Thanks for all of the help!
I have replaced the 0.1ohm current sense resistor and it now seems to be working, still drifts down a little bit at heavier (2 amps+) currents but I can't really complain as the two green sense resistors get
very hot at these currents.
Never thought that the original resistor dissipating such little power could drift in value so much, but it was from maplins so go figure lol.
There was also a small grounding problem when the fan turned on. Its 90mA return current caused a small voltage shift to appear at the potentiometers, raising the set current by about 8mA.

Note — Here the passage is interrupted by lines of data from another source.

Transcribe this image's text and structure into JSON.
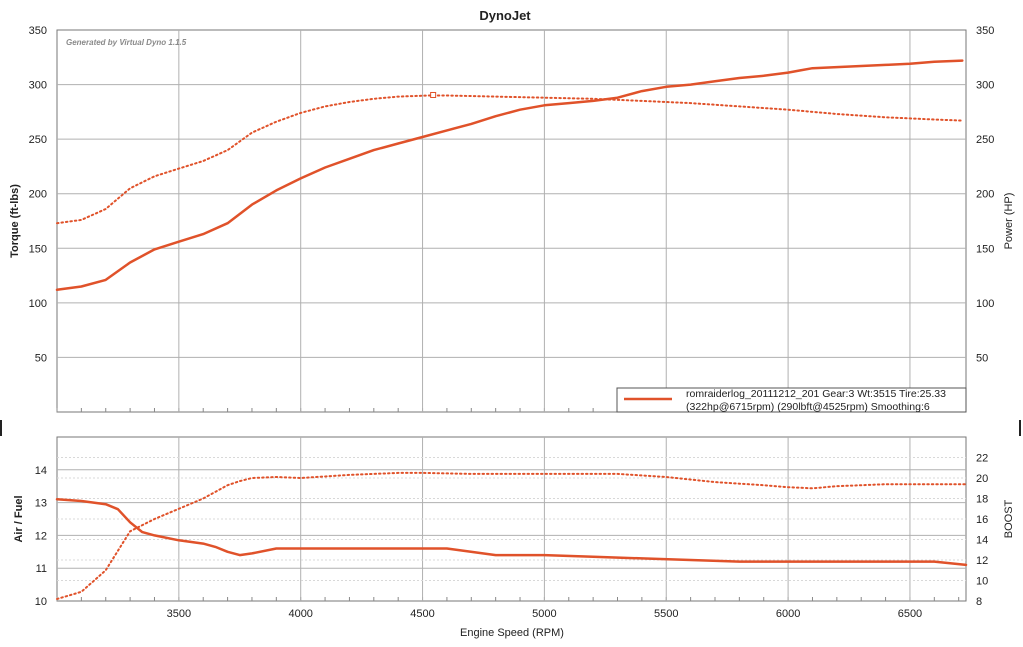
{
  "title": "DynoJet",
  "watermark": "Generated by Virtual Dyno 1.1.5",
  "legend": {
    "line1": "romraiderlog_20111212_201 Gear:3 Wt:3515 Tire:25.33",
    "line2": "(322hp@6715rpm) (290lbft@4525rpm) Smoothing:6",
    "position": "bottom-right"
  },
  "colors": {
    "series": "#e0522a",
    "grid": "#b0b0b0",
    "grid_minor": "#d8d8d8"
  },
  "chart_data": [
    {
      "type": "line",
      "title": "DynoJet",
      "xlabel": "",
      "ylabel": "Torque (ft-lbs)",
      "y2label": "Power (HP)",
      "xlim": [
        3000,
        6730
      ],
      "ylim": [
        0,
        350
      ],
      "y2lim": [
        0,
        350
      ],
      "xticks": [
        3500,
        4000,
        4500,
        5000,
        5500,
        6000,
        6500
      ],
      "yticks": [
        50,
        100,
        150,
        200,
        250,
        300,
        350
      ],
      "y2ticks": [
        50,
        100,
        150,
        200,
        250,
        300,
        350
      ],
      "grid": true,
      "series": [
        {
          "name": "Power (HP)",
          "axis": "right",
          "style": "solid",
          "x": [
            3000,
            3100,
            3200,
            3300,
            3400,
            3500,
            3600,
            3700,
            3800,
            3900,
            4000,
            4100,
            4200,
            4300,
            4400,
            4500,
            4600,
            4700,
            4800,
            4900,
            5000,
            5100,
            5200,
            5300,
            5400,
            5500,
            5600,
            5700,
            5800,
            5900,
            6000,
            6050,
            6100,
            6200,
            6300,
            6400,
            6500,
            6600,
            6715
          ],
          "y": [
            112,
            115,
            121,
            137,
            149,
            156,
            163,
            173,
            190,
            203,
            214,
            224,
            232,
            240,
            246,
            252,
            258,
            264,
            271,
            277,
            281,
            283,
            285,
            288,
            294,
            298,
            300,
            303,
            306,
            308,
            311,
            313,
            315,
            316,
            317,
            318,
            319,
            321,
            322
          ]
        },
        {
          "name": "Torque (ft-lbs)",
          "axis": "left",
          "style": "dotted",
          "x": [
            3000,
            3100,
            3200,
            3300,
            3400,
            3500,
            3600,
            3700,
            3800,
            3900,
            4000,
            4100,
            4200,
            4300,
            4400,
            4525,
            4600,
            4800,
            5000,
            5200,
            5400,
            5600,
            5800,
            6000,
            6200,
            6400,
            6600,
            6715
          ],
          "y": [
            173,
            176,
            186,
            205,
            216,
            223,
            230,
            240,
            256,
            266,
            274,
            280,
            284,
            287,
            289,
            290,
            290,
            289,
            288,
            287,
            285,
            283,
            280,
            277,
            273,
            270,
            268,
            267
          ]
        }
      ]
    },
    {
      "type": "line",
      "xlabel": "Engine Speed (RPM)",
      "ylabel": "Air / Fuel",
      "y2label": "BOOST",
      "xlim": [
        3000,
        6730
      ],
      "ylim": [
        10,
        15
      ],
      "y2lim": [
        8,
        24
      ],
      "xticks": [
        3500,
        4000,
        4500,
        5000,
        5500,
        6000,
        6500
      ],
      "yticks": [
        10,
        11,
        12,
        13,
        14
      ],
      "y2ticks": [
        8,
        10,
        12,
        14,
        16,
        18,
        20,
        22
      ],
      "grid": true,
      "series": [
        {
          "name": "Air / Fuel",
          "axis": "left",
          "style": "solid",
          "x": [
            3000,
            3100,
            3200,
            3250,
            3300,
            3350,
            3400,
            3500,
            3600,
            3650,
            3700,
            3750,
            3800,
            3900,
            4000,
            4200,
            4400,
            4600,
            4800,
            5000,
            5200,
            5400,
            5600,
            5800,
            6000,
            6200,
            6400,
            6600,
            6730
          ],
          "y": [
            13.1,
            13.05,
            12.95,
            12.8,
            12.4,
            12.1,
            12.0,
            11.85,
            11.75,
            11.65,
            11.5,
            11.4,
            11.45,
            11.6,
            11.6,
            11.6,
            11.6,
            11.6,
            11.4,
            11.4,
            11.35,
            11.3,
            11.25,
            11.2,
            11.2,
            11.2,
            11.2,
            11.2,
            11.1
          ]
        },
        {
          "name": "BOOST",
          "axis": "right",
          "style": "dotted",
          "x": [
            3000,
            3100,
            3200,
            3300,
            3400,
            3500,
            3600,
            3700,
            3750,
            3800,
            3900,
            4000,
            4200,
            4400,
            4500,
            4700,
            5000,
            5300,
            5500,
            5700,
            5900,
            6000,
            6100,
            6200,
            6400,
            6600,
            6730
          ],
          "y": [
            8.2,
            8.9,
            11.0,
            14.8,
            16.0,
            17.0,
            18.0,
            19.3,
            19.7,
            20.0,
            20.1,
            20.0,
            20.3,
            20.5,
            20.5,
            20.4,
            20.4,
            20.4,
            20.1,
            19.6,
            19.3,
            19.1,
            19.0,
            19.2,
            19.4,
            19.4,
            19.4
          ]
        }
      ]
    }
  ]
}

I also managed to destroy a MOSFET, which went 130ohm between drain and gate (seems odd to me as drain to source is open circuit). I think it might have been rapid heating that caused it as I unintentionally turned the course potentiometer up very fast without knowing what current it would draw.
This was before I had thermally calibrated the fan activation temperature too, so it wasn't running at the time.

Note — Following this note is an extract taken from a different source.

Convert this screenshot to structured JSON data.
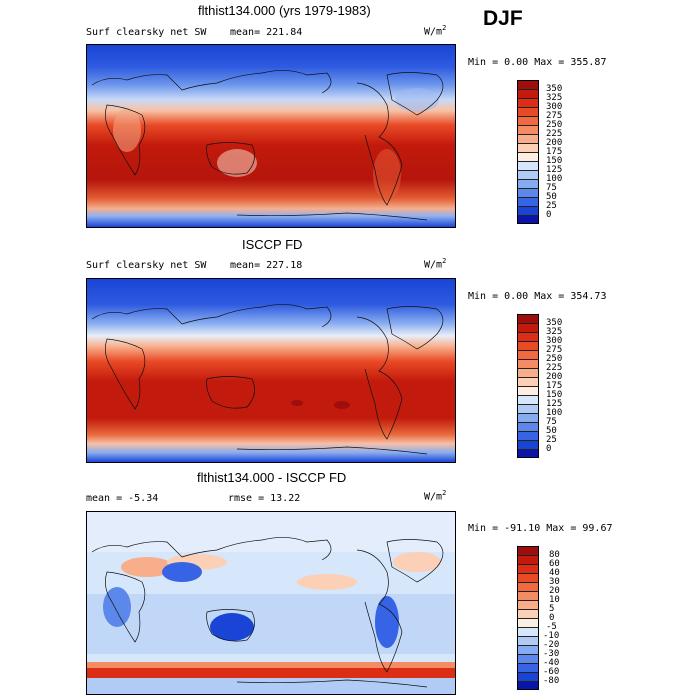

Picture of the monstrosity (please don't flame me for the warped strip-board
)
The waveforms all look ok, no oscillations on the gate or feedback loop and I had it running for a few hours yesterday drawing 2 amps from a 12v source and it was ok.

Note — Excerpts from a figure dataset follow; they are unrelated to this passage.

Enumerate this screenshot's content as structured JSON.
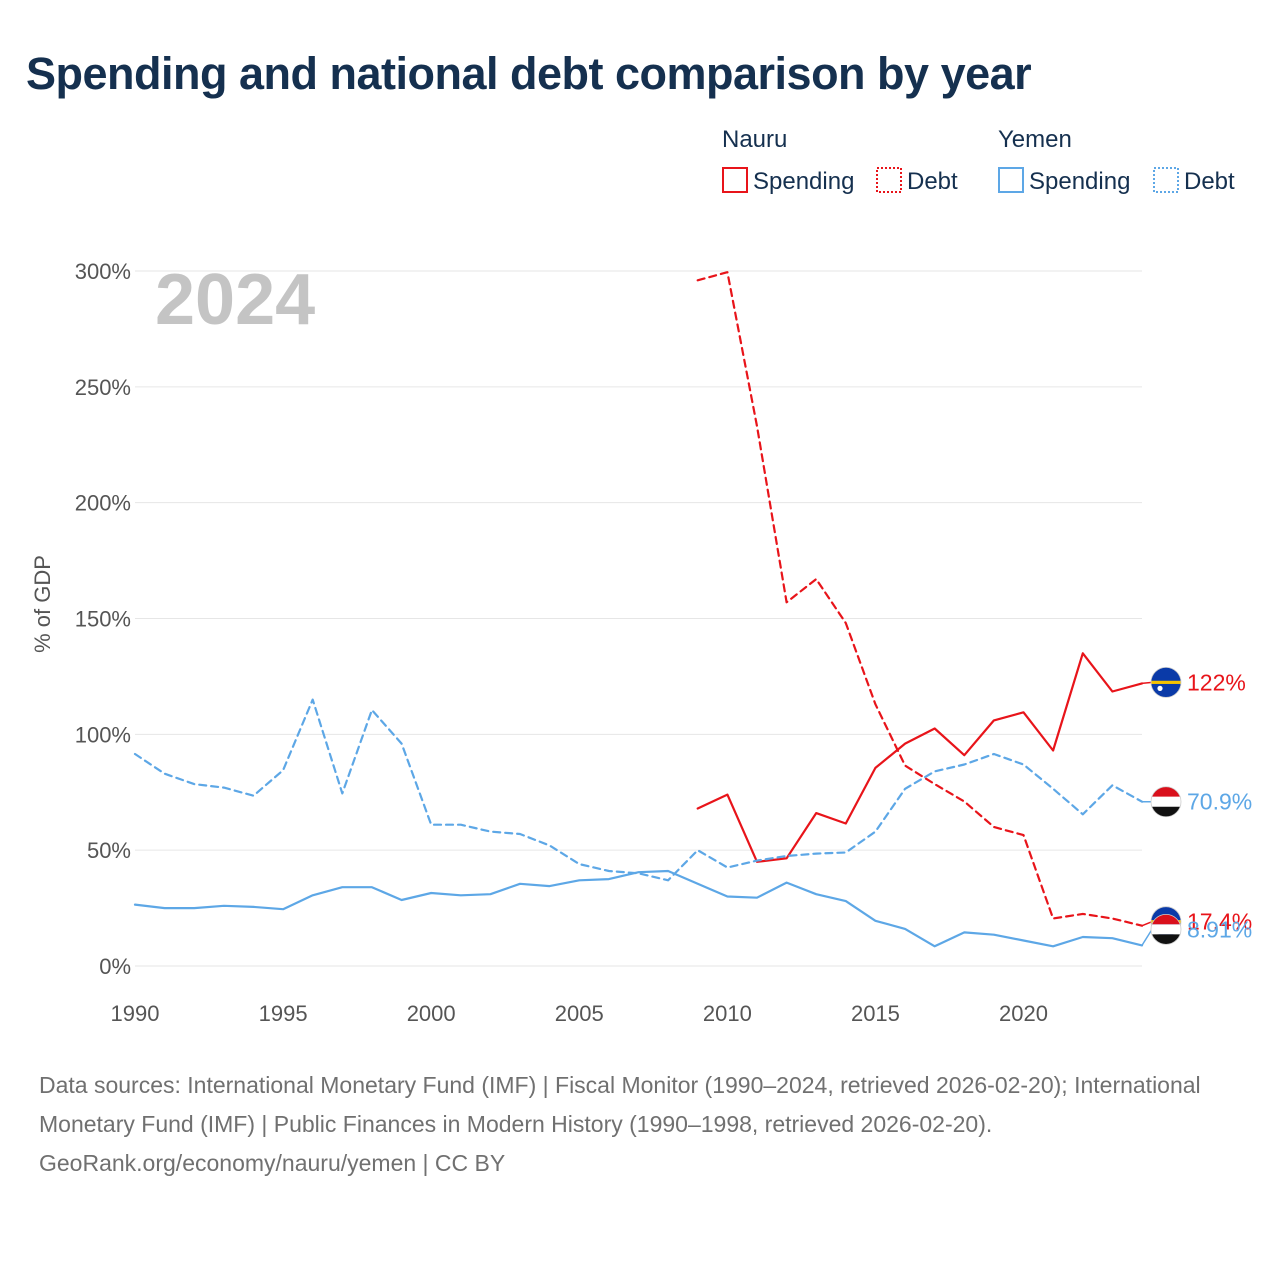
{
  "title": "Spending and national debt comparison by year",
  "year_label": "2024",
  "legend": {
    "groups": [
      {
        "name": "Nauru",
        "color": "#e8141a",
        "items": [
          {
            "label": "Spending",
            "style": "solid"
          },
          {
            "label": "Debt",
            "style": "dotted"
          }
        ]
      },
      {
        "name": "Yemen",
        "color": "#5da7e6",
        "items": [
          {
            "label": "Spending",
            "style": "solid"
          },
          {
            "label": "Debt",
            "style": "dotted"
          }
        ]
      }
    ]
  },
  "chart_data": {
    "type": "line",
    "title": "Spending and national debt comparison by year",
    "xlabel": "",
    "ylabel": "% of GDP",
    "xlim": [
      1990,
      2024
    ],
    "ylim": [
      0,
      300
    ],
    "x_ticks": [
      1990,
      1995,
      2000,
      2005,
      2010,
      2015,
      2020
    ],
    "x_tick_labels": [
      "1990",
      "1995",
      "2000",
      "2005",
      "2010",
      "2015",
      "2020"
    ],
    "y_ticks": [
      0,
      50,
      100,
      150,
      200,
      250,
      300
    ],
    "y_tick_labels": [
      "0%",
      "50%",
      "100%",
      "150%",
      "200%",
      "250%",
      "300%"
    ],
    "series": [
      {
        "name": "Nauru Spending",
        "country": "Nauru",
        "metric": "Spending",
        "color": "#e8141a",
        "dash": "solid",
        "x": [
          2009,
          2010,
          2011,
          2012,
          2013,
          2014,
          2015,
          2016,
          2017,
          2018,
          2019,
          2020,
          2021,
          2022,
          2023,
          2024
        ],
        "values": [
          68,
          74,
          45,
          46.5,
          66,
          61.5,
          85.5,
          96,
          102.5,
          91,
          106,
          109.5,
          93,
          135,
          118.5,
          122
        ],
        "end_label": "122%",
        "flag": "nauru"
      },
      {
        "name": "Nauru Debt",
        "country": "Nauru",
        "metric": "Debt",
        "color": "#e8141a",
        "dash": "dashed",
        "x": [
          2009,
          2010,
          2011,
          2012,
          2013,
          2014,
          2015,
          2016,
          2017,
          2018,
          2019,
          2020,
          2021,
          2022,
          2023,
          2024
        ],
        "values": [
          296,
          299.5,
          233,
          157,
          167,
          148,
          113,
          86.5,
          78.5,
          71,
          60,
          56.5,
          20.5,
          22.5,
          20.5,
          17.4
        ],
        "end_label": "17.4%",
        "flag": "nauru"
      },
      {
        "name": "Yemen Spending",
        "country": "Yemen",
        "metric": "Spending",
        "color": "#5da7e6",
        "dash": "solid",
        "x": [
          1990,
          1991,
          1992,
          1993,
          1994,
          1995,
          1996,
          1997,
          1998,
          1999,
          2000,
          2001,
          2002,
          2003,
          2004,
          2005,
          2006,
          2007,
          2008,
          2009,
          2010,
          2011,
          2012,
          2013,
          2014,
          2015,
          2016,
          2017,
          2018,
          2019,
          2020,
          2021,
          2022,
          2023,
          2024
        ],
        "values": [
          26.5,
          25,
          25,
          26,
          25.5,
          24.5,
          30.5,
          34,
          34,
          28.5,
          31.5,
          30.5,
          31,
          35.5,
          34.5,
          37,
          37.5,
          40.5,
          41,
          35.5,
          30,
          29.5,
          36,
          31,
          28,
          19.5,
          16,
          8.5,
          14.5,
          13.5,
          11,
          8.5,
          12.5,
          12,
          8.91
        ],
        "end_label": "8.91%",
        "flag": "yemen"
      },
      {
        "name": "Yemen Debt",
        "country": "Yemen",
        "metric": "Debt",
        "color": "#5da7e6",
        "dash": "dashed",
        "x": [
          1990,
          1991,
          1992,
          1993,
          1994,
          1995,
          1996,
          1997,
          1998,
          1999,
          2000,
          2001,
          2002,
          2003,
          2004,
          2005,
          2006,
          2007,
          2008,
          2009,
          2010,
          2011,
          2012,
          2013,
          2014,
          2015,
          2016,
          2017,
          2018,
          2019,
          2020,
          2021,
          2022,
          2023,
          2024
        ],
        "values": [
          91.5,
          83,
          78.5,
          77,
          73.5,
          84.5,
          115,
          74.5,
          110.5,
          96,
          61,
          61,
          58,
          57,
          52,
          44,
          41,
          40,
          37,
          50,
          42.5,
          45.5,
          47.5,
          48.5,
          49,
          58,
          76.5,
          84,
          87,
          91.5,
          87,
          76.5,
          65.5,
          78,
          70.9
        ],
        "end_label": "70.9%",
        "flag": "yemen"
      }
    ]
  },
  "footer": {
    "sources": "Data sources: International Monetary Fund (IMF) | Fiscal Monitor (1990–2024, retrieved 2026-02-20); International Monetary Fund (IMF) | Public Finances in Modern History (1990–1998, retrieved 2026-02-20).",
    "attribution": "GeoRank.org/economy/nauru/yemen | CC BY"
  }
}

The relay you can see next to the load input was originally a range selector between a 1 ohm and 0.1 ohm current sense resistor, but I am going to turn it into some sort of thermal cut out since the 0.1 ohm turned out to be unsuitable. The 1 ohm "stack" does the job fine besides getting hot, so I am going to solder on a small fin to help out a bit with the heat dissipation.
TL;DR Replacing the current sense resistor fixed it, and for its intended purpose of being able to quickly load test the DC-DC converters I use in many of my projects I think it will be adequate.